№1, 1975/История литературы

Судьба Бунина

1

Узнав о присуждении Бунину Нобелевской премии и негодуя по поводу того, что премия присуждена Бунину, а не Горькому, Марина Цветаева писала в ноябре 1933 года: «Горький – эпоха, а Бунин – конец эпохи». Она склонна была даже думать, что более, чем Бунин, Нобелевской премии заслужил Мережковский: «…Если Горький – эпоха, а Бунин – конец эпохи, то Мережковский эпоха конца эпохи, и влияние его и в России и заграницей несоизмеримо с Буниным, у которого никакого, в чистую, влияния ни там, ни здесь не было» 1.

Не вдаваясь в неизбежно спорные рассуждения о том, что считать эпохой, что концом эпохи, а что эпохой конца эпохи, ясно понимая принципиальную разницу между творчеством Горького, Бунина, Мережковского, обратимся еще к одному свидетельству, которое принадлежит А. Н. Толстому. Вернувшись из заграничной поездки в 1936 году и рассказывая о встрече с Буниным, А. Толстой подчеркнул: «Я прочел три последних книги Бунина – два сборника мелких рассказов и роман «Жизнь Арсеньева». Я был удручен глубоким и безнадежным падением этого мастера… Его творчество становится пустой оболочкой, где ничего нет, кроме сожалений о прошлом и мизантропии» 2.

Не странно ли, что такие разные люди и еще более разные писатели, как М. Цветаева и А. Толстой, согласно обнаружили в пореволюционном творчестве Бунина явные приметы упадка, отказали ему в современном звучании. Но так ли это? Сводится ли творчество Бунина к какой-либо одной и однозначной оценке? И где пролегает та сфера, в которой наиболее наглядно находит свое выражение логика развития Бунина – и как художника, и как своеобразной личности?

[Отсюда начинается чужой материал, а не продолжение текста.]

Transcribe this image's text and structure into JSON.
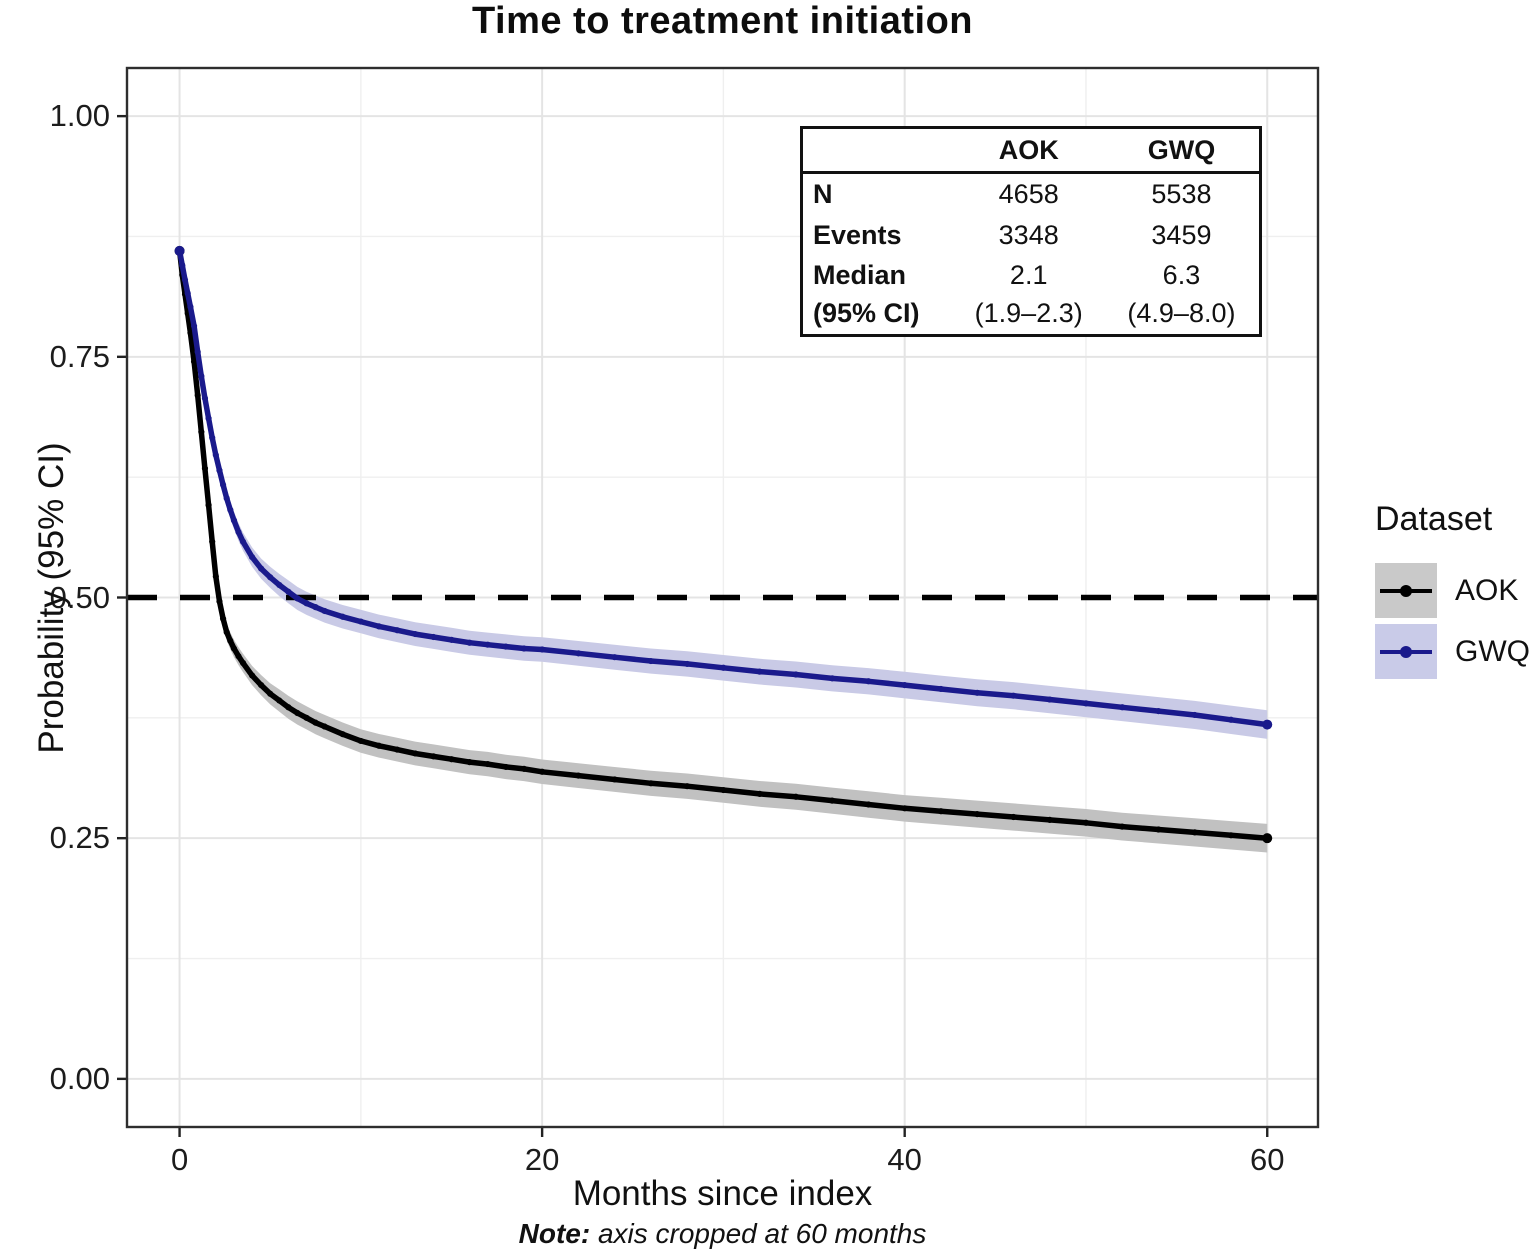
{
  "chart_data": {
    "type": "line",
    "subtype": "kaplan-meier-survival",
    "title": "Time to treatment initiation",
    "xlabel": "Months since index",
    "ylabel": "Probability (95% CI)",
    "note_bold": "Note:",
    "note_text": "axis cropped at 60 months",
    "axes": {
      "xlim": [
        -2.9,
        62.8
      ],
      "ylim": [
        -0.05,
        1.05
      ],
      "x_major": [
        0,
        20,
        40,
        60
      ],
      "x_minor": [
        10,
        30,
        50
      ],
      "x_tick_labels": [
        "0",
        "20",
        "40",
        "60"
      ],
      "y_major": [
        0.0,
        0.25,
        0.5,
        0.75,
        1.0
      ],
      "y_minor": [
        0.125,
        0.375,
        0.625,
        0.875
      ],
      "y_tick_labels": [
        "0.00",
        "0.25",
        "0.50",
        "0.75",
        "1.00"
      ],
      "grid": true
    },
    "reference_line": {
      "y": 0.5,
      "style": "dashed",
      "color": "#000000"
    },
    "ci_band": {
      "half_width_start": 0.006,
      "half_width_mid": 0.012,
      "mid_x": 6,
      "half_width_end": 0.015
    },
    "colors": {
      "grid_major": "#e4e4e4",
      "grid_minor": "#efefef",
      "panel_border": "#2e2e2e"
    },
    "x_shared": [
      0,
      0.15,
      0.3,
      0.45,
      0.6,
      0.8,
      1,
      1.2,
      1.4,
      1.6,
      1.8,
      2,
      2.2,
      2.4,
      2.6,
      2.8,
      3,
      3.25,
      3.5,
      4,
      4.5,
      5,
      5.5,
      6,
      6.5,
      7,
      7.5,
      8,
      9,
      10,
      11,
      12,
      13,
      14,
      15,
      16,
      17,
      18,
      19,
      20,
      22,
      24,
      26,
      28,
      30,
      32,
      34,
      36,
      38,
      40,
      42,
      44,
      46,
      48,
      50,
      52,
      54,
      56,
      58,
      60
    ],
    "series": [
      {
        "name": "AOK",
        "color": "#000000",
        "band_color": "#c1c1c1",
        "y": [
          0.86,
          0.835,
          0.815,
          0.795,
          0.775,
          0.745,
          0.71,
          0.672,
          0.634,
          0.596,
          0.558,
          0.522,
          0.496,
          0.478,
          0.464,
          0.455,
          0.447,
          0.439,
          0.432,
          0.419,
          0.409,
          0.4,
          0.393,
          0.386,
          0.38,
          0.375,
          0.37,
          0.366,
          0.358,
          0.351,
          0.346,
          0.342,
          0.338,
          0.335,
          0.332,
          0.329,
          0.327,
          0.324,
          0.322,
          0.319,
          0.315,
          0.311,
          0.307,
          0.304,
          0.3,
          0.296,
          0.293,
          0.289,
          0.285,
          0.281,
          0.278,
          0.275,
          0.272,
          0.269,
          0.266,
          0.262,
          0.259,
          0.256,
          0.253,
          0.25
        ]
      },
      {
        "name": "GWQ",
        "color": "#1a1a8c",
        "band_color": "#c9cae6",
        "y": [
          0.86,
          0.845,
          0.83,
          0.816,
          0.802,
          0.782,
          0.755,
          0.73,
          0.707,
          0.686,
          0.666,
          0.648,
          0.632,
          0.617,
          0.603,
          0.591,
          0.58,
          0.568,
          0.558,
          0.542,
          0.53,
          0.521,
          0.513,
          0.506,
          0.499,
          0.494,
          0.49,
          0.486,
          0.48,
          0.475,
          0.47,
          0.466,
          0.462,
          0.459,
          0.456,
          0.453,
          0.451,
          0.449,
          0.447,
          0.446,
          0.442,
          0.438,
          0.434,
          0.431,
          0.427,
          0.423,
          0.42,
          0.416,
          0.413,
          0.409,
          0.405,
          0.401,
          0.398,
          0.394,
          0.39,
          0.386,
          0.382,
          0.378,
          0.373,
          0.368
        ]
      }
    ]
  },
  "stats_table": {
    "col_headers": [
      "AOK",
      "GWQ"
    ],
    "rows": [
      {
        "label": "N",
        "aok": "4658",
        "gwq": "5538"
      },
      {
        "label": "Events",
        "aok": "3348",
        "gwq": "3459"
      },
      {
        "label": "Median",
        "aok": "2.1",
        "gwq": "6.3"
      },
      {
        "label": "(95% CI)",
        "aok": "(1.9–2.3)",
        "gwq": "(4.9–8.0)"
      }
    ]
  },
  "legend": {
    "title": "Dataset",
    "items": [
      {
        "label": "AOK",
        "line_color": "#000000",
        "fill": "#c9c9c9"
      },
      {
        "label": "GWQ",
        "line_color": "#1a1a8c",
        "fill": "#c9cbe8"
      }
    ]
  }
}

Близко знавшая Бунина в годы эмиграции Г. Кузнецова, автор известного «Грасского дневника», записала в 1929 году: «Сейчас, когда все вокруг стонут о душевном оскудении эмиграции… в то время, как прочие писатели пишут или нечто жалобно-кислое, или экклезиастическое… среди нужды, лишений, одиночества, лишенный родины и всего, что с ней связано, «фанатик» Бунин вдохновенно славит творца, небо и землю, породивших его и давших ему видеть гораздо больше несчастий, унижений и горя, чем упоений и радостей… Да, это настоящее чудо, и никто этого чуда не видит, не понимает! Каким же, значит, великим даром душевного и телесного (несмотря ни на что) здоровья одарил его господь!..» 3

А вот что говорит сам Бунин: «У здорового человека не может быть недовольства собой, жизнью, заглядыванья в будущее… А если это есть – беги и принимай валерьяну!» (ЛН, кн. 2, стр. 259).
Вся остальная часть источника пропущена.